2010.12.28発行 Vol.141
 今年最後のメルマガとなりました。今年も多くのことがありましたが、皆さんはいかがだったでしょうか。私も今年もさまざまなことを体験、勉強させていただきました。多くの場所にも出かけ、海外ではグアム、ベトナム、中国(上海万博)、デンマーク+チェコに行き、国内も多くのところに出かけ、例年通り移動の多い年でした。このメルマガも名古屋からの帰りのぞみの中で書いています。

  さて、2011年の日本経済の私の展望を述べますと、2010年10―12月期がマイナス成長となり、2011年1―3月期もその続きでそれほどパッとしない時期が続きますが、春先からは米国経済の復調にともなって日本経済も回復軌道になるのではないかと思っています。

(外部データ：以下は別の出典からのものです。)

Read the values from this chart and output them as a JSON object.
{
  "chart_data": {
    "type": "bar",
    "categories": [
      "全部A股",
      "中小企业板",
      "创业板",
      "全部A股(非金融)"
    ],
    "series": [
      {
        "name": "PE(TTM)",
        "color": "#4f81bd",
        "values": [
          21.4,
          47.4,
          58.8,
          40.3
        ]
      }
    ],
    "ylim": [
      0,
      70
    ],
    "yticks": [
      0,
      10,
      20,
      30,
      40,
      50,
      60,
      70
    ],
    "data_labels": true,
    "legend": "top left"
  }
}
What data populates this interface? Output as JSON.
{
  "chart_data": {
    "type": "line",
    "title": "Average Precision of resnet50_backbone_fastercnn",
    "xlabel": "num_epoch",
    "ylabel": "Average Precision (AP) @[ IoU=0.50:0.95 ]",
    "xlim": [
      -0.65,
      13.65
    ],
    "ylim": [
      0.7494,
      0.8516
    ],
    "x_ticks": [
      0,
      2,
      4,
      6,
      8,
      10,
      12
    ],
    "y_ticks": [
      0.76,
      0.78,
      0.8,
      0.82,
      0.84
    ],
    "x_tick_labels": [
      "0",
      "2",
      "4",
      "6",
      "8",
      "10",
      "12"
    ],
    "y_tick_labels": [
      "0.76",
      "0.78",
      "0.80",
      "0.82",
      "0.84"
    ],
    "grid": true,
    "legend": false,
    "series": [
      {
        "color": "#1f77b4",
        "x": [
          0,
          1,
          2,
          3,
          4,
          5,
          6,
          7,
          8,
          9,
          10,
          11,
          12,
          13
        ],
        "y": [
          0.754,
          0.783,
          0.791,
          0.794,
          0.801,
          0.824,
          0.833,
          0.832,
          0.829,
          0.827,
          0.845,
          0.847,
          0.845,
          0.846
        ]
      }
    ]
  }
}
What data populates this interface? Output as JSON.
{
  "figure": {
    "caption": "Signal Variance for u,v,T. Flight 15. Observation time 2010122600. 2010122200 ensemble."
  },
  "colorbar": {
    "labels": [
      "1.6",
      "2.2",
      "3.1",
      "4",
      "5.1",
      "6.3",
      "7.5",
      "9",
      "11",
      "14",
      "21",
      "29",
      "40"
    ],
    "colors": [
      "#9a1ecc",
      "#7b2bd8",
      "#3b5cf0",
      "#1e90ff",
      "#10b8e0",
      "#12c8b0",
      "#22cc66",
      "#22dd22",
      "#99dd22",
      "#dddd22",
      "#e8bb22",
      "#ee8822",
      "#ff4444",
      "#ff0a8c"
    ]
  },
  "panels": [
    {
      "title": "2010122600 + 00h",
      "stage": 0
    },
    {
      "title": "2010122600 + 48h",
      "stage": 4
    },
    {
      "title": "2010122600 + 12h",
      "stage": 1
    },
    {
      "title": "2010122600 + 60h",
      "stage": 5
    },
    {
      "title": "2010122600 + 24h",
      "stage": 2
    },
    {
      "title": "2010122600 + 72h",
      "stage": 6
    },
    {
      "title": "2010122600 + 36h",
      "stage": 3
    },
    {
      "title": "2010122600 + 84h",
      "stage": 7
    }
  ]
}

  主な根拠は、米国の個人所得がここ半年ほどは過去最高水準となっていることです。年換算で12兆7千億ドルを超えています。米国の企業収益が1兆6千億ドルとこちらは過去最高に近づいています。ただし、米国GDPの約7割を支える個人消費は絶好調とはまだ言えず、とくに、自動車や住宅といった耐久消費財市場は冷え込んだままです。

  耐久消費財が伸びないのは、失業率が10%近くと雇用不安が大きいことがかなり影響しています。雇用の先行きが不安で、通常の経済状況なら2%前後の貯蓄率が5%台にまで上がっています。つまり、全体的にはお金は稼いではいるが、将来不安が大きいために貯蓄に回しているというのが現状の米国経済の構図です。

  日本でも米国でも景気回復のはじめは「ジョブレス・リカバリー(雇用なき回復)」となりがちですが、今はちょうどその時期だと私は思っています。

  企業業績がもう一段回復すれば、雇用が良い方向に向かい、個人消費に力強さが出てくるのではないかと思います。もちろん、欧州諸国の財政リスクが小さくなく、それが大きくクローズアップされる際にはこのシナリオが崩れる可能性がありますが、世界のGDPの約4分の1を支える米国経済が回復軌道に乗れば、日本経済も回復しやすくなるでしょう。

  短期的には、私はかなり楽観視して日本経済を見ていますが、中長期的には違います。長い間成長は止まったままです。現状の名目GDPは1994年前後の水準です。まさに「失われた20年」です。その成長を支えているのも政府最終支出による部分がどんどん大きくなり、そのため財政赤字がますます拡大し、対名目GDP比では先進国中最悪の状況です。少子高齢化も進む中で成長のエンジンを見いだせない状況が続いています。(詳しくは、拙著『日本経済このままでは預金封鎖になってしまう』(ディスカヴァー21)をお読みいただければと思います。)

  こうした中、政権も安定しません。ばらまきをしても支持率は落ちる一方です。安定した政権を望みたいところですが、強力なリーダーシップが必要なことは企業経営も同じですね。

  来年もよろしくお願いいたします。